OECD leading indicator preview: further weakness
The central expectation here, based on monetary trends, is that global economic momentum will continue to weaken into the fourth quarter of 2018 before reviving slightly into early 2019 – see previous post. The OECD’s composite leading indicators, which in most cases exclude money, are giving stronger support for the forecast of a near-term further economic slowdown.
The OECD will release June data for its indicators on 8 August but most of the component information is already available, allowing an independent calculation. The G7 indicator is estimated to have fallen further in June, with revisions likely to magnify the scale / speed of the decline from a January 2018 peak – see first chart. The indicator is expressed in trend-adjusted form, i.e. the recent fall implies below-trend economic growth.
The decline in the G7 indicator was initially driven by European countries and Japan, with the US indicator continuing to rise. This raised the possibility that non-US weakness would prove temporary as US acceleration boosted global demand – the consensus view when economic data started to disappoint in early 2018.
Monetary trends, however, suggested that convergence would occur by the US losing momentum rather than a pick-up in the rest of the G7. The latest leading indicator estimates are consistent with this expectation, with the US indicator also now falling and no let-up in the declines in Europe / Japan – second chart.

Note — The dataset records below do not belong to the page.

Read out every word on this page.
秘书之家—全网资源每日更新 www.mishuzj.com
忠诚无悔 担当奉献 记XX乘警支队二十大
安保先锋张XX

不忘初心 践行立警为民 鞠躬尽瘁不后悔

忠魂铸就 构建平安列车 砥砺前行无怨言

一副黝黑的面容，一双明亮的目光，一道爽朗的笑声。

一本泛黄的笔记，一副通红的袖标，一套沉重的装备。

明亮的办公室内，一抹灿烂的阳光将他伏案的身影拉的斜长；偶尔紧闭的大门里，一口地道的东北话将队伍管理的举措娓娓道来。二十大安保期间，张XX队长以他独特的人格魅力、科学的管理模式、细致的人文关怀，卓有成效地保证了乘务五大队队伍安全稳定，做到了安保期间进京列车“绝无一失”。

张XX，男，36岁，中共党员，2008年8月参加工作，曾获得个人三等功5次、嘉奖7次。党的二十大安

The third chart shows a “global” indicator that combines data for the G7 and seven large emerging economies (the “E7”) while “adding back” an estimate of trend industrial output growth. Six-month growth of this indicator peaked in December 2017 ahead of a March 2018 peak in G7 plus E7 six-month output expansion. It continued to decline in June, consistent with a further loss of output momentum through the third quarter, as suggested by monetary trends.
Based on the monetary forecast that economic momentum will bottom in the fourth quarter, one- and six-month changes in the G7 plus E7 leading indicator may stabilise during the third quarter.